Thursday, July 3, 2014

Which Comes First, Sugar or the Cavity?

Did you say false?  Sounds confusing right?  

According to an article in The New York Times entitled:  The Claim:  More Sugar Leads to More Cavities, Anahad O'Connor shares that the amount of sugar you eat has less of an impact on cavities than the way you consume the sugar.

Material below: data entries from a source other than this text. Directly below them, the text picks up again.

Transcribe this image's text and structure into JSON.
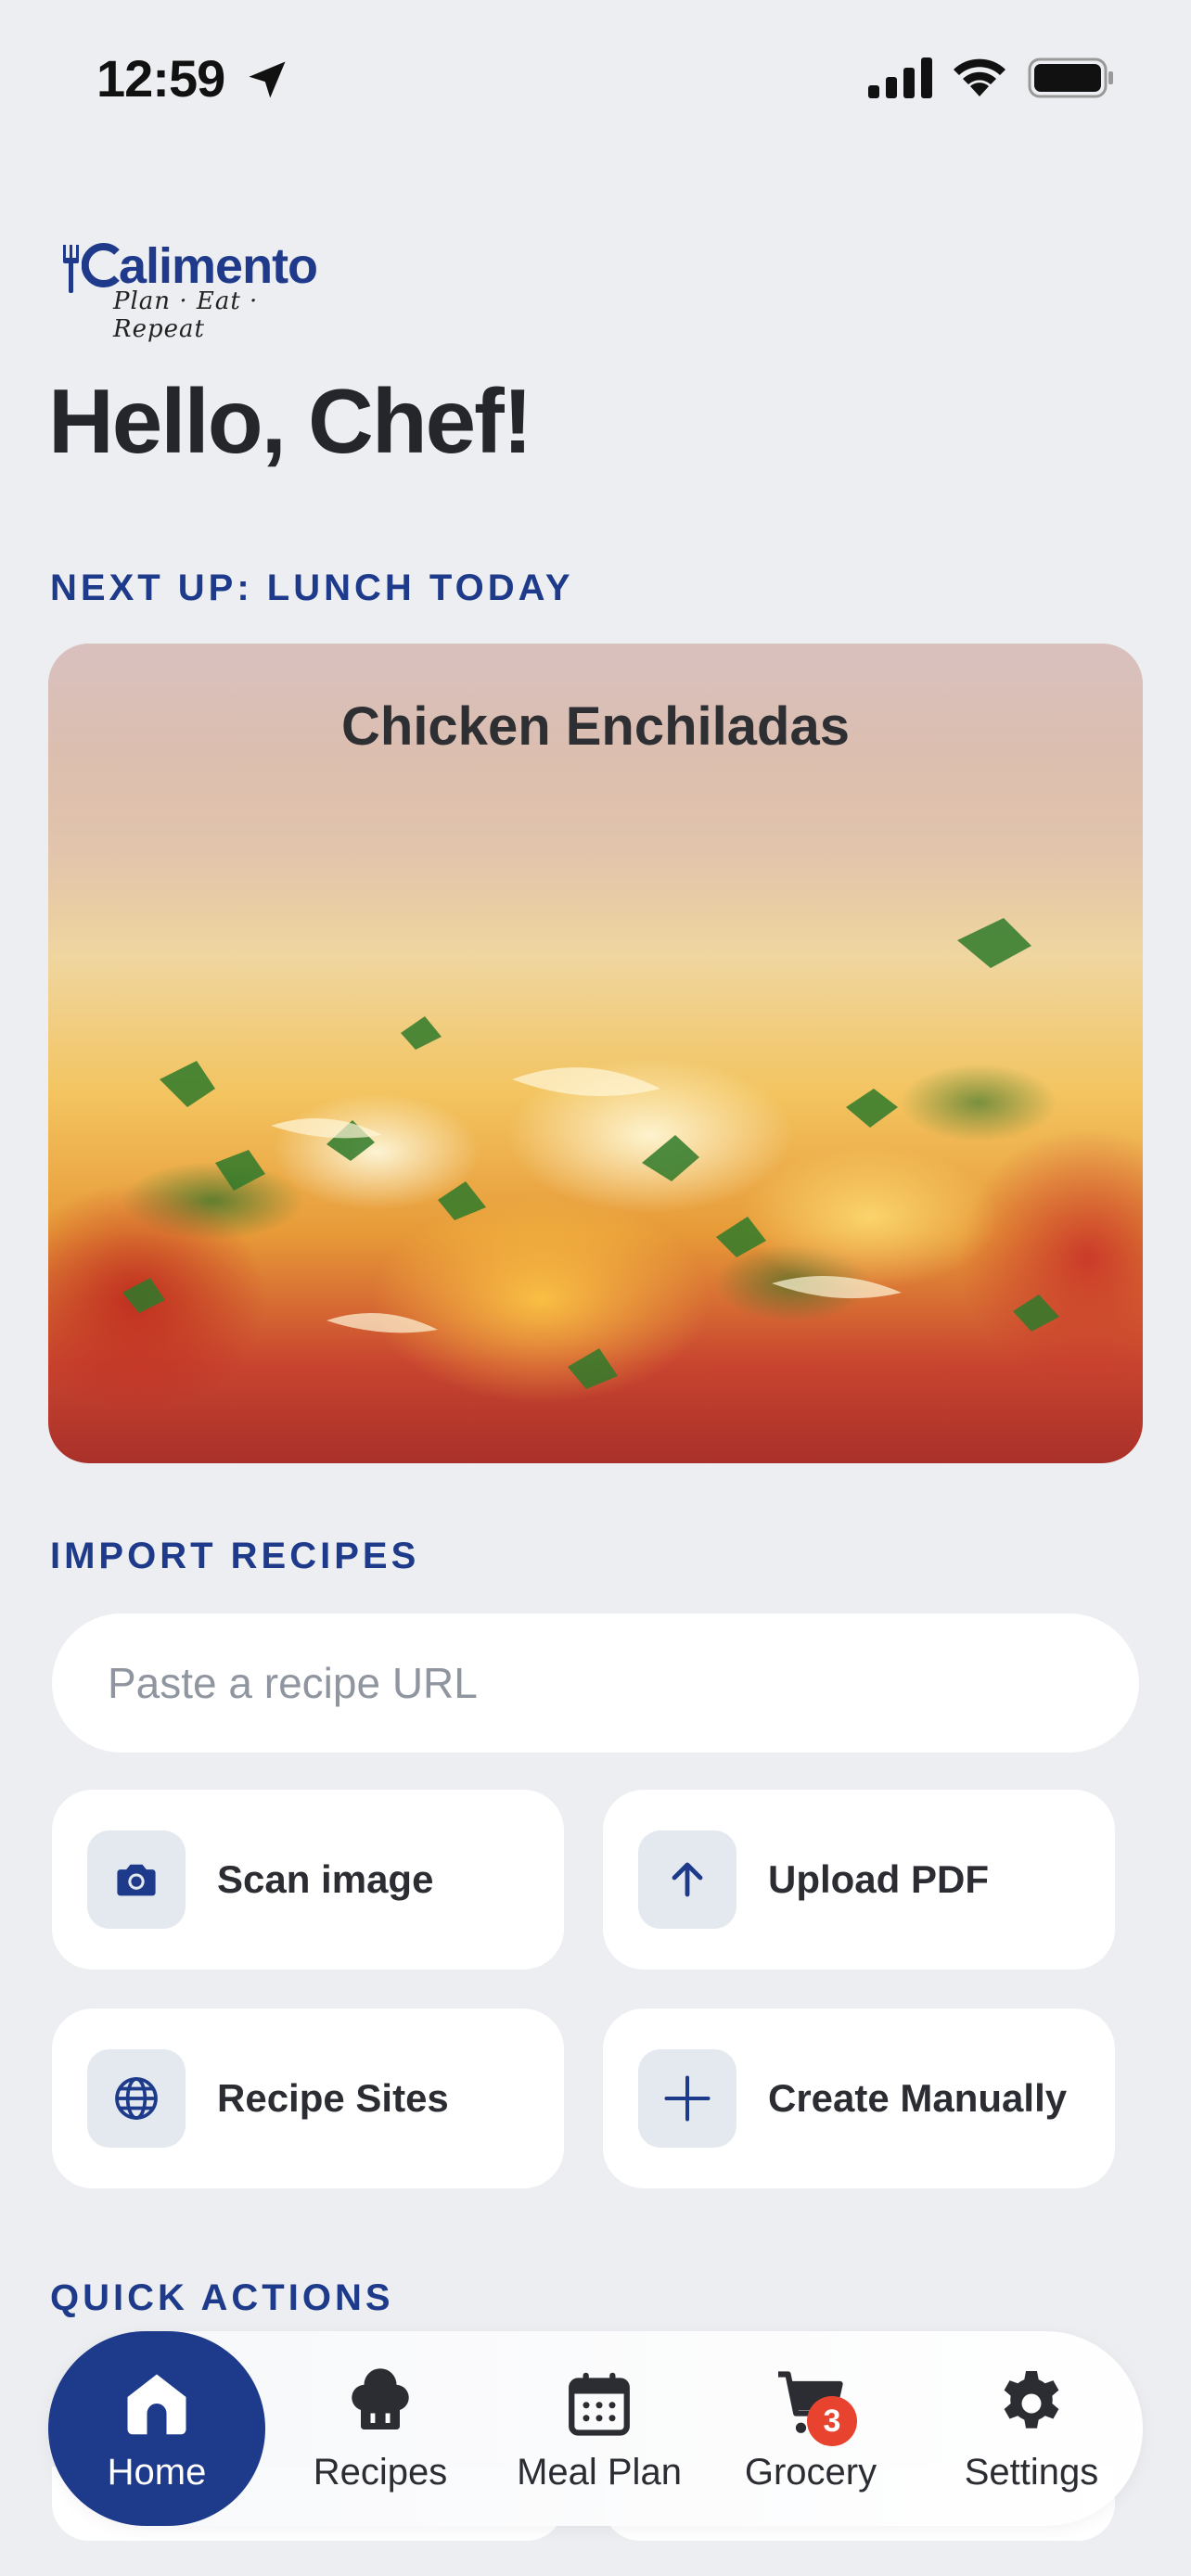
{
  "status_bar": {
    "time": "12:59"
  },
  "logo": {
    "wordmark": "alimento",
    "tagline": "Plan · Eat · Repeat"
  },
  "greeting": "Hello, Chef!",
  "next_up": {
    "label": "NEXT UP: LUNCH TODAY",
    "recipe_title": "Chicken Enchiladas"
  },
  "import": {
    "label": "IMPORT RECIPES",
    "url_placeholder": "Paste a recipe URL",
    "tiles": [
      {
        "label": "Scan image",
        "icon": "camera-icon"
      },
      {
        "label": "Upload PDF",
        "icon": "arrow-up-icon"
      },
      {
        "label": "Recipe Sites",
        "icon": "globe-icon"
      },
      {
        "label": "Create Manually",
        "icon": "plus-icon"
      }
    ]
  },
  "quick_actions": {
    "label": "QUICK ACTIONS"
  },
  "tab_bar": {
    "tabs": [
      {
        "label": "Home",
        "icon": "home-icon",
        "active": true
      },
      {
        "label": "Recipes",
        "icon": "chef-hat-icon"
      },
      {
        "label": "Meal Plan",
        "icon": "calendar-icon"
      },
      {
        "label": "Grocery",
        "icon": "cart-icon",
        "badge": "3"
      },
      {
        "label": "Settings",
        "icon": "gear-icon"
      }
    ]
  },
  "colors": {
    "accent": "#1E3A8A",
    "background": "#EDEEF1",
    "badge": "#E8432F"
  }
}
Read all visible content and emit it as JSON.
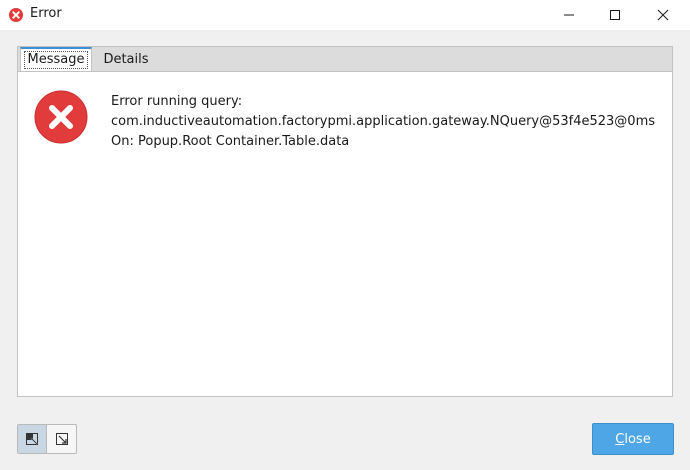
{
  "window": {
    "title": "Error",
    "minimize_icon": "minimize-icon",
    "maximize_icon": "maximize-icon",
    "close_icon": "close-icon"
  },
  "tabs": [
    {
      "label": "Message",
      "selected": true
    },
    {
      "label": "Details",
      "selected": false
    }
  ],
  "message": {
    "icon": "error-icon",
    "lines": [
      "Error running query:",
      "com.inductiveautomation.factorypmi.application.gateway.NQuery@53f4e523@0ms",
      "On: Popup.Root Container.Table.data"
    ]
  },
  "footer": {
    "toggle_buttons": [
      "dock-icon",
      "undock-icon"
    ],
    "close_label_mnemonic": "C",
    "close_label_rest": "lose"
  },
  "colors": {
    "accent": "#4ea6e6",
    "error_red": "#e23b3b",
    "tab_highlight": "#3c8fd4"
  }
}
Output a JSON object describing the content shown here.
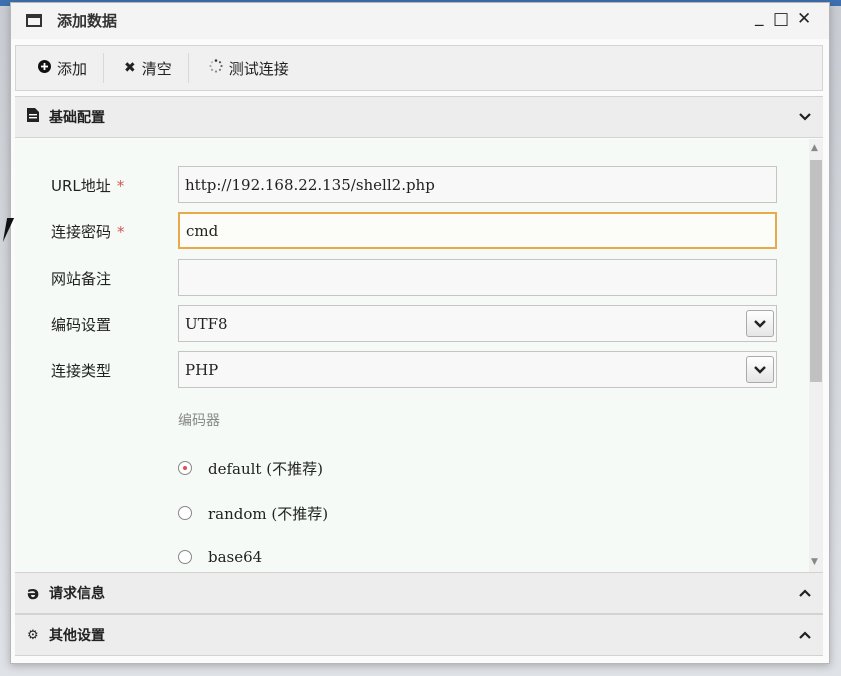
{
  "window": {
    "title": "添加数据",
    "controls": {
      "minimize": "_",
      "maximize": "□",
      "close": "✕"
    }
  },
  "toolbar": {
    "add_label": "添加",
    "clear_label": "清空",
    "test_label": "测试连接"
  },
  "sections": {
    "basic": {
      "label": "基础配置",
      "chevron": "⌄"
    },
    "request": {
      "label": "请求信息",
      "chevron": "⌃"
    },
    "other": {
      "label": "其他设置",
      "chevron": "⌃"
    }
  },
  "form": {
    "url": {
      "label": "URL地址",
      "required": "*",
      "value": "http://192.168.22.135/shell2.php"
    },
    "password": {
      "label": "连接密码",
      "required": "*",
      "value": "cmd"
    },
    "note": {
      "label": "网站备注",
      "value": ""
    },
    "encoding": {
      "label": "编码设置",
      "value": "UTF8"
    },
    "conn_type": {
      "label": "连接类型",
      "value": "PHP"
    }
  },
  "encoder": {
    "label": "编码器",
    "options": [
      {
        "label": "default (不推荐)",
        "checked": true
      },
      {
        "label": "random (不推荐)",
        "checked": false
      },
      {
        "label": "base64",
        "checked": false
      }
    ]
  },
  "icons": {
    "window": "window-icon",
    "add": "plus-circle-icon",
    "clear": "x-icon",
    "test": "spinner-icon",
    "basic": "file-icon",
    "request": "ie-icon",
    "other": "gears-icon"
  },
  "colors": {
    "required": "#d9534f",
    "focus_border": "#e8a94a",
    "content_bg": "#f5faf7"
  }
}
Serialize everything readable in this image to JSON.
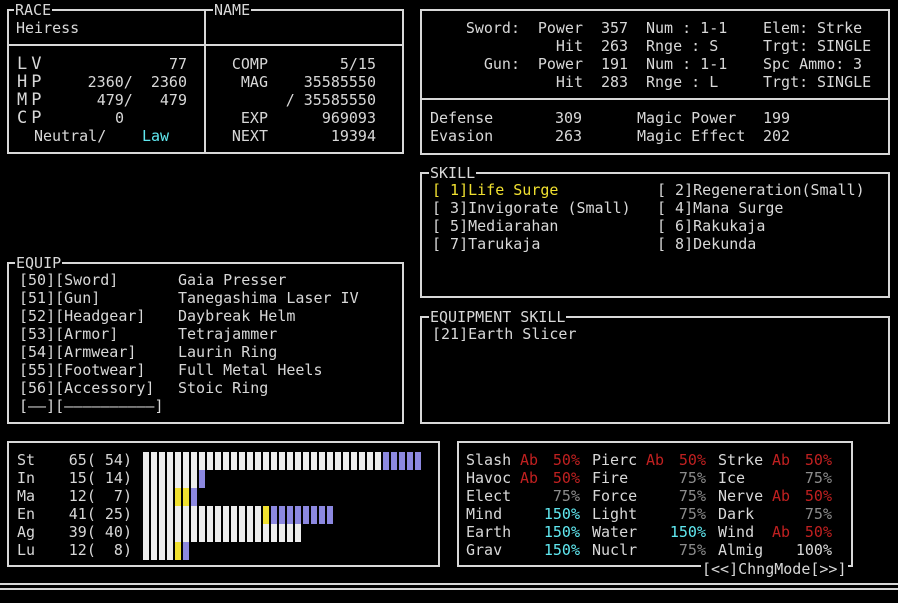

The article states, "Tooth decay occurs when the bacteria that line the teeth feed onsimple sugars, creating acid that destroys enamel. When you eat something sweet, it takes the bacteria about 20 seconds to convert it to acid, which then lasts for about 30 minutes.
That means that a can of soda is a lot less harmful to your teeth when consumed in a few minutes instead of over a couple hours with repeated sips, said Carole Palmer, a professor of public health and community service at Tufts University School of Dental Medicine.
“Every time you present sugar to the bacteria, you’ll get acid formation,” said Dr. Palmer, who recently published a paper exploring dental myths in the journal Nutrition Today. “The things that are going to increase the risk of decay would not be the total amount of sugar at all, but what your feeding pattern is like. Are you someone that’s constantly sipping? Do you get one soda and keep it on your desk all afternoon? Do you get a cup of coffee with sugar and sip it all morning?”
For the same reason, many dentists advise parents not to use spill-resistant sippy cups too often, which have been linked in some studies to tooth decay in toddlers.
Dr. Palmer points out that it’s not just sugar, but anything with acid, like diet soda. One study even found that sour candy was significantly more destructive to tooth enamel than regular, sweet candy because of its acid levels.
THE BOTTOM LINE Small amounts of sugar eaten frequently increase cavities more than large amounts eaten infrequently."
While we do not advocate increasing the amount of sugar in your diet, we do encourage you to think about your consumption habits.  Exposing your teeth over long periods of time without brushing puts you at an increase for cavity production.  Keep a toothbrush and toothpaste in your drawer at work and brush after lunch.  Have sugar free gum available, preferably with Xylitol, to curb those afternoon cravings.  These small steps make a big difference over time.